Verez is now a full time, on campus dual degree student. As such, her program is divided into four years: a year of the MPA program, two years of the law program, and the final year with a mixture of MPA and law classes. In the fall of 2020, amidst a global pandemic, Verez moved to Chapel Hill and started as a first year MPA student. She felt the general air of uncertainty which permeated the campus that first semester, but more than that she felt an overwhelming sense of community and understanding which her professors extended to her and her fellow cohort members.

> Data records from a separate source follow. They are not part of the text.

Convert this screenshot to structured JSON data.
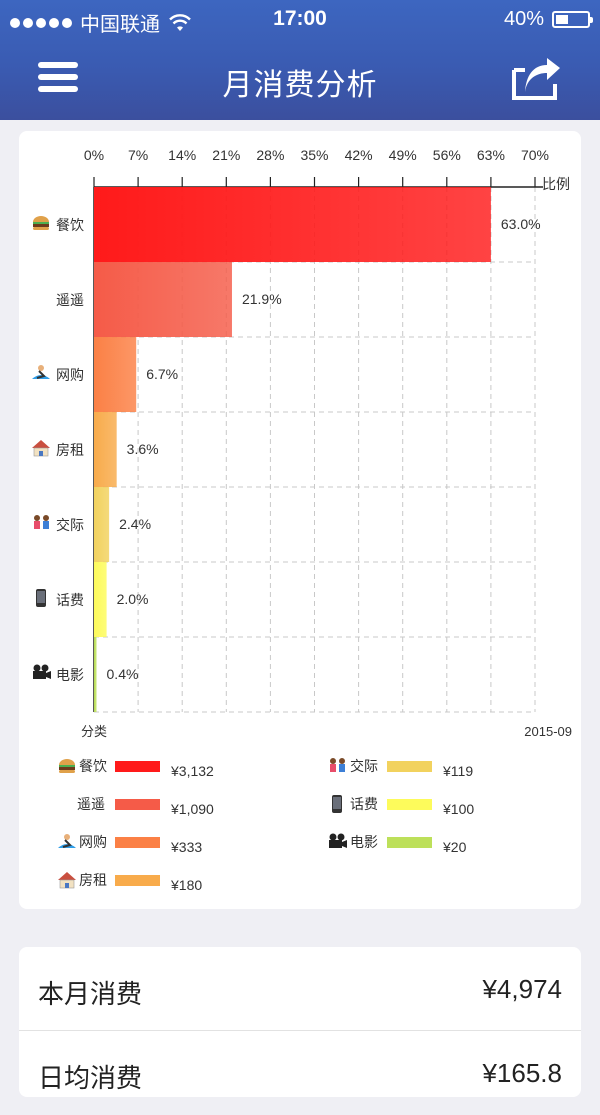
{
  "status_bar": {
    "carrier": "中国联通",
    "time": "17:00",
    "battery": "40%"
  },
  "nav": {
    "title": "月消费分析"
  },
  "chart_data": {
    "type": "bar",
    "orientation": "horizontal",
    "categories": [
      "餐饮",
      "遥遥",
      "网购",
      "房租",
      "交际",
      "话费",
      "电影"
    ],
    "category_icons": [
      "hamburger-icon",
      "",
      "surfer-icon",
      "house-icon",
      "couple-icon",
      "phone-icon",
      "movie-camera-icon"
    ],
    "values": [
      63.0,
      21.9,
      6.7,
      3.6,
      2.4,
      2.0,
      0.4
    ],
    "value_labels": [
      "63.0%",
      "21.9%",
      "6.7%",
      "3.6%",
      "2.4%",
      "2.0%",
      "0.4%"
    ],
    "amounts": [
      "¥3,132",
      "¥1,090",
      "¥333",
      "¥180",
      "¥119",
      "¥100",
      "¥20"
    ],
    "colors": [
      "#ff1a1a",
      "#f55b48",
      "#fb8045",
      "#f8ab4b",
      "#f2d25e",
      "#fdfb5b",
      "#bde05a"
    ],
    "tick_labels": [
      "0%",
      "7%",
      "14%",
      "21%",
      "28%",
      "35%",
      "42%",
      "49%",
      "56%",
      "63%",
      "70%"
    ],
    "xlim": [
      0,
      70
    ],
    "xlabel": "比例",
    "ylabel": "分类",
    "period": "2015-09",
    "grid": true,
    "legend_position": "bottom"
  },
  "summary": [
    {
      "label": "本月消费",
      "value": "¥4,974"
    },
    {
      "label": "日均消费",
      "value": "¥165.8"
    }
  ]
}
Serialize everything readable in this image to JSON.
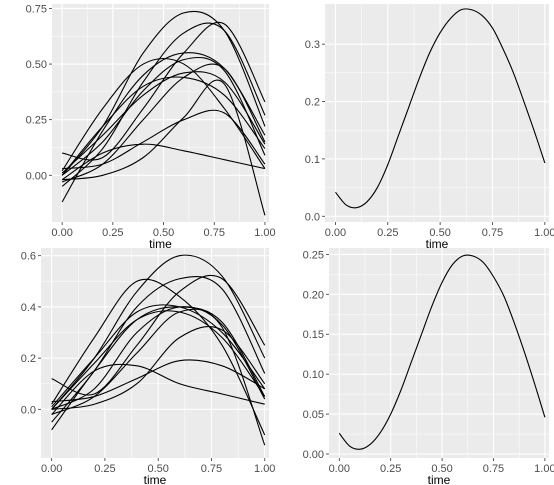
{
  "chart_data": [
    {
      "id": "top-left",
      "type": "line",
      "xlabel": "time",
      "ylabel": "",
      "xlim": [
        -0.05,
        1.02
      ],
      "ylim": [
        -0.21,
        0.77
      ],
      "xticks": [
        0,
        0.25,
        0.5,
        0.75,
        1
      ],
      "xtick_labels": [
        "0.00",
        "0.25",
        "0.50",
        "0.75",
        "1.00"
      ],
      "yticks": [
        0,
        0.25,
        0.5,
        0.75
      ],
      "ytick_labels": [
        "0.00",
        "0.25",
        "0.50",
        "0.75"
      ],
      "grid": true,
      "series": [
        {
          "x": [
            0,
            0.2,
            0.4,
            0.6,
            0.8,
            1.0
          ],
          "y": [
            0.0,
            0.22,
            0.55,
            0.73,
            0.65,
            0.22
          ]
        },
        {
          "x": [
            0,
            0.2,
            0.4,
            0.6,
            0.8,
            1.0
          ],
          "y": [
            -0.05,
            0.12,
            0.42,
            0.64,
            0.65,
            0.27
          ]
        },
        {
          "x": [
            0,
            0.2,
            0.4,
            0.6,
            0.8,
            1.0
          ],
          "y": [
            0.1,
            0.08,
            0.3,
            0.55,
            0.68,
            0.33
          ]
        },
        {
          "x": [
            0,
            0.2,
            0.4,
            0.6,
            0.8,
            1.0
          ],
          "y": [
            0.02,
            0.3,
            0.5,
            0.5,
            0.3,
            0.03
          ]
        },
        {
          "x": [
            0,
            0.2,
            0.4,
            0.6,
            0.8,
            1.0
          ],
          "y": [
            -0.12,
            0.2,
            0.45,
            0.55,
            0.48,
            0.18
          ]
        },
        {
          "x": [
            0,
            0.2,
            0.4,
            0.6,
            0.8,
            1.0
          ],
          "y": [
            0.0,
            0.22,
            0.4,
            0.44,
            0.36,
            0.12
          ]
        },
        {
          "x": [
            0,
            0.2,
            0.4,
            0.6,
            0.8,
            1.0
          ],
          "y": [
            -0.03,
            0.05,
            0.25,
            0.44,
            0.48,
            0.15
          ]
        },
        {
          "x": [
            0,
            0.2,
            0.4,
            0.6,
            0.8,
            1.0
          ],
          "y": [
            0.01,
            0.18,
            0.36,
            0.46,
            0.42,
            0.14
          ]
        },
        {
          "x": [
            0,
            0.2,
            0.4,
            0.6,
            0.8,
            1.0
          ],
          "y": [
            -0.02,
            0.0,
            0.08,
            0.26,
            0.41,
            -0.18
          ]
        },
        {
          "x": [
            0,
            0.2,
            0.4,
            0.6,
            0.8,
            1.0
          ],
          "y": [
            0.03,
            0.05,
            0.15,
            0.25,
            0.28,
            0.05
          ]
        },
        {
          "x": [
            0,
            0.2,
            0.4,
            0.6,
            0.8,
            1.0
          ],
          "y": [
            -0.02,
            0.1,
            0.14,
            0.11,
            0.07,
            0.03
          ]
        },
        {
          "x": [
            0,
            0.2,
            0.4,
            0.6,
            0.8,
            1.0
          ],
          "y": [
            0.0,
            0.15,
            0.38,
            0.52,
            0.47,
            0.09
          ]
        }
      ]
    },
    {
      "id": "top-right",
      "type": "line",
      "xlabel": "time",
      "ylabel": "",
      "xlim": [
        -0.05,
        1.02
      ],
      "ylim": [
        -0.01,
        0.37
      ],
      "xticks": [
        0,
        0.25,
        0.5,
        0.75,
        1
      ],
      "xtick_labels": [
        "0.00",
        "0.25",
        "0.50",
        "0.75",
        "1.00"
      ],
      "yticks": [
        0,
        0.1,
        0.2,
        0.3
      ],
      "ytick_labels": [
        "0.0",
        "0.1",
        "0.2",
        "0.3"
      ],
      "grid": true,
      "series": [
        {
          "x": [
            0,
            0.05,
            0.1,
            0.15,
            0.2,
            0.25,
            0.3,
            0.35,
            0.4,
            0.45,
            0.5,
            0.55,
            0.6,
            0.65,
            0.7,
            0.75,
            0.8,
            0.85,
            0.9,
            0.95,
            1.0
          ],
          "y": [
            0.042,
            0.02,
            0.015,
            0.025,
            0.05,
            0.09,
            0.14,
            0.19,
            0.24,
            0.285,
            0.32,
            0.345,
            0.36,
            0.36,
            0.35,
            0.328,
            0.292,
            0.25,
            0.2,
            0.148,
            0.093
          ]
        }
      ]
    },
    {
      "id": "bottom-left",
      "type": "line",
      "xlabel": "time",
      "ylabel": "",
      "xlim": [
        -0.05,
        1.02
      ],
      "ylim": [
        -0.19,
        0.63
      ],
      "xticks": [
        0,
        0.25,
        0.5,
        0.75,
        1
      ],
      "xtick_labels": [
        "0.00",
        "0.25",
        "0.50",
        "0.75",
        "1.00"
      ],
      "yticks": [
        0,
        0.2,
        0.4,
        0.6
      ],
      "ytick_labels": [
        "0.0",
        "0.2",
        "0.4",
        "0.6"
      ],
      "grid": true,
      "series": [
        {
          "x": [
            0,
            0.2,
            0.4,
            0.6,
            0.8,
            1.0
          ],
          "y": [
            0.0,
            0.2,
            0.46,
            0.6,
            0.52,
            0.2
          ]
        },
        {
          "x": [
            0,
            0.2,
            0.4,
            0.6,
            0.8,
            1.0
          ],
          "y": [
            -0.05,
            0.15,
            0.4,
            0.51,
            0.47,
            0.14
          ]
        },
        {
          "x": [
            0,
            0.2,
            0.4,
            0.6,
            0.8,
            1.0
          ],
          "y": [
            0.12,
            0.06,
            0.25,
            0.46,
            0.51,
            0.25
          ]
        },
        {
          "x": [
            0,
            0.2,
            0.4,
            0.6,
            0.8,
            1.0
          ],
          "y": [
            0.02,
            0.28,
            0.5,
            0.44,
            0.25,
            -0.1
          ]
        },
        {
          "x": [
            0,
            0.2,
            0.4,
            0.6,
            0.8,
            1.0
          ],
          "y": [
            -0.08,
            0.15,
            0.35,
            0.4,
            0.34,
            0.05
          ]
        },
        {
          "x": [
            0,
            0.2,
            0.4,
            0.6,
            0.8,
            1.0
          ],
          "y": [
            0.0,
            0.18,
            0.35,
            0.38,
            0.28,
            0.05
          ]
        },
        {
          "x": [
            0,
            0.2,
            0.4,
            0.6,
            0.8,
            1.0
          ],
          "y": [
            -0.02,
            0.05,
            0.22,
            0.38,
            0.32,
            -0.14
          ]
        },
        {
          "x": [
            0,
            0.2,
            0.4,
            0.6,
            0.8,
            1.0
          ],
          "y": [
            0.01,
            0.2,
            0.38,
            0.4,
            0.3,
            0.08
          ]
        },
        {
          "x": [
            0,
            0.2,
            0.4,
            0.6,
            0.8,
            1.0
          ],
          "y": [
            0.0,
            0.02,
            0.1,
            0.28,
            0.31,
            0.1
          ]
        },
        {
          "x": [
            0,
            0.2,
            0.4,
            0.6,
            0.8,
            1.0
          ],
          "y": [
            0.03,
            0.05,
            0.12,
            0.19,
            0.17,
            0.08
          ]
        },
        {
          "x": [
            0,
            0.2,
            0.4,
            0.6,
            0.8,
            1.0
          ],
          "y": [
            -0.02,
            0.15,
            0.17,
            0.1,
            0.06,
            0.02
          ]
        },
        {
          "x": [
            0,
            0.2,
            0.4,
            0.6,
            0.8,
            1.0
          ],
          "y": [
            0.0,
            0.08,
            0.3,
            0.4,
            0.33,
            0.04
          ]
        }
      ]
    },
    {
      "id": "bottom-right",
      "type": "line",
      "xlabel": "time",
      "ylabel": "",
      "xlim": [
        -0.05,
        1.02
      ],
      "ylim": [
        -0.005,
        0.258
      ],
      "xticks": [
        0,
        0.25,
        0.5,
        0.75,
        1
      ],
      "xtick_labels": [
        "0.00",
        "0.25",
        "0.50",
        "0.75",
        "1.00"
      ],
      "yticks": [
        0,
        0.05,
        0.1,
        0.15,
        0.2,
        0.25
      ],
      "ytick_labels": [
        "0.00",
        "0.05",
        "0.10",
        "0.15",
        "0.20",
        "0.25"
      ],
      "grid": true,
      "series": [
        {
          "x": [
            0,
            0.05,
            0.1,
            0.15,
            0.2,
            0.25,
            0.3,
            0.35,
            0.4,
            0.45,
            0.5,
            0.55,
            0.6,
            0.65,
            0.7,
            0.75,
            0.8,
            0.85,
            0.9,
            0.95,
            1.0
          ],
          "y": [
            0.026,
            0.01,
            0.006,
            0.012,
            0.027,
            0.05,
            0.08,
            0.115,
            0.15,
            0.185,
            0.215,
            0.237,
            0.248,
            0.248,
            0.24,
            0.222,
            0.198,
            0.165,
            0.128,
            0.088,
            0.046
          ]
        }
      ]
    }
  ]
}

“Dr. Berner’s willingness to talk to me about,’ she paused, ‘anything!’ and be ‘someone who was in my corner the whole time was really a lifeline.’”
Verez confessed that she was relieved to begin in the MPA program, owing to the program’s comparatively smaller size to its law counterpart.
Last summer, Verez completed her Professional Work Experience (a requirement and rite of passage for us MPA students), at the Triangle J Council of Government as the housing intern. There, she completed an array of legal research. The experience also introduced her to the wide range of nonprofits in the Triangle Area. She plans on staying in the area after graduation to gain more experience with the myriad interesting and distinctive nonprofits in the Triangle.
When asked about advice for those considering the program, Verez had a simple message.
“Know why you want to be doing [the program]. It is so easy to get lost in the complexities. Don’t let [all the details] pull you [away] from what you want to do.”